The Liddell Hart Centre for Military Archives (LHCMA) at King's College London was set up in 1964. The Centre holds the private papers of over 700 senior British defence personnel who held office since 1900. Individual collections range in size from a single file to the 1000 boxes of Captain Sir Basil Liddell Hart's papers. To these are now being added research materials, notably interview transcripts, collected in connection with television documentaries and academic projects.

The scope of the holdings is vast, from high level defence policy and strategic planning as, for example, in the papers of Field Marshal Alan Brooke, 1st Viscount Alanbrooke and General Hastings Lionel Ismay, 1st Baron Ismay down to the command of individual units in the field. The Second Boer War is strongly represented and subsequently almost every major campaign in which British troops have fought, including the Korean and Falklands Wars and the Gulf Crisis; the latter two are covered by contemporary interview transcripts.

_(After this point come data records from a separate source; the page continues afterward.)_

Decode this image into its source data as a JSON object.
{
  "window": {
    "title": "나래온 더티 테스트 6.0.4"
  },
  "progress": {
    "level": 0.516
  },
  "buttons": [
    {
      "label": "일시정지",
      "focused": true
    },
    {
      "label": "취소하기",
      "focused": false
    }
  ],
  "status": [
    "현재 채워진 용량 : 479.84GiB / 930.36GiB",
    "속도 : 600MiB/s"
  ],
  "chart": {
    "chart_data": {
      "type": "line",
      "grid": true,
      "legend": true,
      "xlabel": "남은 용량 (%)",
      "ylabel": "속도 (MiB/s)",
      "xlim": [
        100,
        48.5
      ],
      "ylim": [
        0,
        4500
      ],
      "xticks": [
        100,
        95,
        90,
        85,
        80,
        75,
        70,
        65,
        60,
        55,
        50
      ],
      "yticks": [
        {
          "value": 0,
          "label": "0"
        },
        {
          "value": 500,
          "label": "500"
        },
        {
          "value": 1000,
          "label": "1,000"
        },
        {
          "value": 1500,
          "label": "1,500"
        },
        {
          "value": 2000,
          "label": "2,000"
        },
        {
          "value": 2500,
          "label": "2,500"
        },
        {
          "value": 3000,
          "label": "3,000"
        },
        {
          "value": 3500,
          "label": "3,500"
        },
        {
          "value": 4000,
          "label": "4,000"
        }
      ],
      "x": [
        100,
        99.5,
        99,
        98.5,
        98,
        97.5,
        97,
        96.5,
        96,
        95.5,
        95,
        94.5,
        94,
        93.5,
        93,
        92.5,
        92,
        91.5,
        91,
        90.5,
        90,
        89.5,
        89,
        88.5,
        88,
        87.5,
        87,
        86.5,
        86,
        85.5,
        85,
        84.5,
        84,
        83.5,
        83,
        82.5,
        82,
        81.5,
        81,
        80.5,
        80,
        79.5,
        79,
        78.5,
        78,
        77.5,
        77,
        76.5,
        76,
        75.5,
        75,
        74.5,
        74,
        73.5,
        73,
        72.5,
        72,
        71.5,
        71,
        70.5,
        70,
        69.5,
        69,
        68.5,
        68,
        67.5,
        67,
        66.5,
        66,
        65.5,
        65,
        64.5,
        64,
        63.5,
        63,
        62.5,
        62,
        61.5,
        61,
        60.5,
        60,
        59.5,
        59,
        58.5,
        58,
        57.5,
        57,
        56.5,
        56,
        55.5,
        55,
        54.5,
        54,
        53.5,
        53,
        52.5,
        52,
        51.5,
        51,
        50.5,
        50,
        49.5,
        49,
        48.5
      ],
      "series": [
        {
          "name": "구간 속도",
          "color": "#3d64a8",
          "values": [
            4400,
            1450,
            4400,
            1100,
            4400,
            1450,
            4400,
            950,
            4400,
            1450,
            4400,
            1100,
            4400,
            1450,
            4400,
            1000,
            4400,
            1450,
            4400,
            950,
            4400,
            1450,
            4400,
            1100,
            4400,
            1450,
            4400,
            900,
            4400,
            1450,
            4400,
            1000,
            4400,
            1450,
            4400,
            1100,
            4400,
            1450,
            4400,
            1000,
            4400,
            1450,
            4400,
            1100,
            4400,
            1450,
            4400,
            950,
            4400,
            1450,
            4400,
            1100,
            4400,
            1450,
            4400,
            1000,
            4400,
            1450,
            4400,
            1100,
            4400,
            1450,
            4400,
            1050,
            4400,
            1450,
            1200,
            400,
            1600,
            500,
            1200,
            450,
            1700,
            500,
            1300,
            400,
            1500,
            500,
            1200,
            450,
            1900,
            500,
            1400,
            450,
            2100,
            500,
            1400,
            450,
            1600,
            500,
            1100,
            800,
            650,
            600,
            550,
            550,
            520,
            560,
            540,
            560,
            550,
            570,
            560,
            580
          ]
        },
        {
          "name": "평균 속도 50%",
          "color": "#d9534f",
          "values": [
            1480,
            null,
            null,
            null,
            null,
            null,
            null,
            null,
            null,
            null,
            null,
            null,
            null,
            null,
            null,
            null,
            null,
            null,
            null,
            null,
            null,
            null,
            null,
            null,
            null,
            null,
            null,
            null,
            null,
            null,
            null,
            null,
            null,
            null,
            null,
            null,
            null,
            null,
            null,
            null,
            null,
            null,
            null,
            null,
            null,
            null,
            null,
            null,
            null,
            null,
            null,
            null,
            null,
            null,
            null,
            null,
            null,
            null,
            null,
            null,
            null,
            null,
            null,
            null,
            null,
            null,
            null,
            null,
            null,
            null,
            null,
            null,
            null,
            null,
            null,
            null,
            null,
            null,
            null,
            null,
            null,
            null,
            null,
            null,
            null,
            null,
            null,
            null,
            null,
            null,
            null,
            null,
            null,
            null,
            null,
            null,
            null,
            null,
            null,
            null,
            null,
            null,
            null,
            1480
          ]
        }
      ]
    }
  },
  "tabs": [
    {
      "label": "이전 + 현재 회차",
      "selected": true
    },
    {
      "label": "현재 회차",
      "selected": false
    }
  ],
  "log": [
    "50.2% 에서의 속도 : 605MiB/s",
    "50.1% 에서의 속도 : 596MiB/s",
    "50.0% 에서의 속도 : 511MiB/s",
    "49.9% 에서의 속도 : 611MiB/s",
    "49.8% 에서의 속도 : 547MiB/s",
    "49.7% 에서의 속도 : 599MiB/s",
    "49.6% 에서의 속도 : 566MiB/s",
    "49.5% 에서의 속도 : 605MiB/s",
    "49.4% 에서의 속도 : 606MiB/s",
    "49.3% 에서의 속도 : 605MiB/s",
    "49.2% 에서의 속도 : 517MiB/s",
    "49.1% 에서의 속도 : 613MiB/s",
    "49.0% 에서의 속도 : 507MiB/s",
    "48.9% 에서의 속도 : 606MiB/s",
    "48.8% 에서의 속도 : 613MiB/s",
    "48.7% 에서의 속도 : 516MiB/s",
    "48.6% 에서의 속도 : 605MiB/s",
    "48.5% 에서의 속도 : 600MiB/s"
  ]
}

Many significant collections reflect the revolution in weapon technology in the 20th century and the re-evaluation of tactics and strategy which necessarily followed on from the invention of the tank and the development of air power. There is also much on the debate over nuclear issues.

The Centre's web site hosts the Location Register of Twentieth Century Defence Personnel, a database of some 3000 British defence personnel who achieved the ranks above and including Major General, Air Vice Marshal and Rear Admiral between the years 1900-1975.

The archives are open to readers able to demonstrate the seriousness of their interest in the papers. Military studies have been taught at King's College since 1927 and in 1953 a department of War Studies, the only university department of its kind in Great Britain, was established.